Trans Fat (partially hydrogenated):  Also known as "factory made hard oils".  Studies have shown that it isn't so much how much fat there is in your diet that causes problems, as to what kind of fat, and hydrogenated fats are the worst.  Avoid buying cookies, crackers, baked goods or anything else that has hydrogenated oil on the ingredient list. So far, hydrogenated fats don't have to be listed on the nutrition panel as saturated fats do, but the Center for Science in the Public Interest is campaigning hard for the FDA to require it.  If it's solid at room temperature, it's going to wreak havoc on your body.  I NEVER use margarine and rarely use vegetable shortening.  I'll admit, there are times when you can't avoid using Crisco:  I love fruit pies and the only way to make a flaky crust is by using a combination of butter and shortening (if not shortening, lard).  I much prefer using butter in my cooking however I do try to reduce the amount and supplement with a healthy oil so I get some of the butter flavor without a huge amount of saturated fat.  Once again, all things in moderation.

Nitrates:  Many foods, especially cured meats such as bacon and hot dogs, use nitrates to preserve color and maintain microbial safety. Nitrate is harmless, but it can convert to nitrite, which can form nitrosamines, a powerful cancer-causing chemical, in your body. Whenever possible, look for nitrate-free preserved meats. When you do eat foods containing nitrates, have a glass of orange juice at the same time (for instance, orange juice with your morning bacon). Vitamin C is known to inhibit the conversion to nitrosamines in your stomach.

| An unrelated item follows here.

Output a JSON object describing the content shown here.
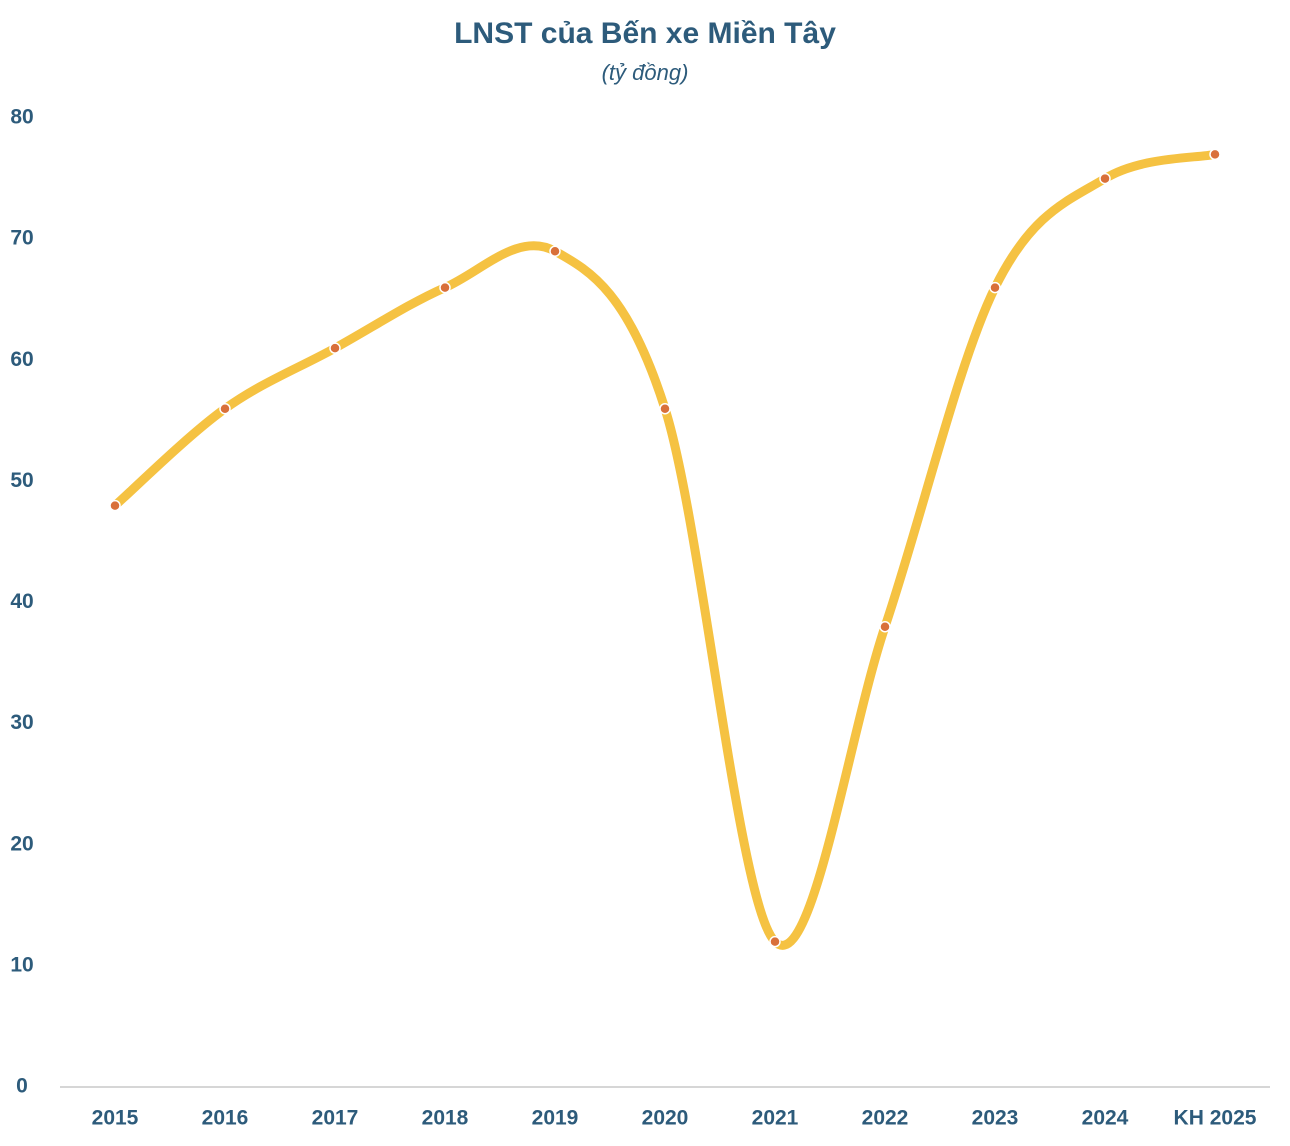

High Fructose Corn Syrup (HFCS):   According to experts Mehmet Oz and Michael Roisen, high-fructose corn syrup is a horrible sweetener. In their landmark book, YOU: The Owner's Manual: An Insider's Guide to the Body that Will Make You Healthier and Younger they state:  "One of the biggest evil influences on our diet is the presence of high-fructose corn syrup, a sugar substitute that itself is a sugar found in soft drinks and many other sweet, processed foods.  The problem is that HCFS inhibits leptin secretion, so you never get the message that you're full.  And it never shuts off gherin, so even though you have food in your stomach, you constantly get the message that you're hungry."  This definitely falls under the category of "foods to avoid".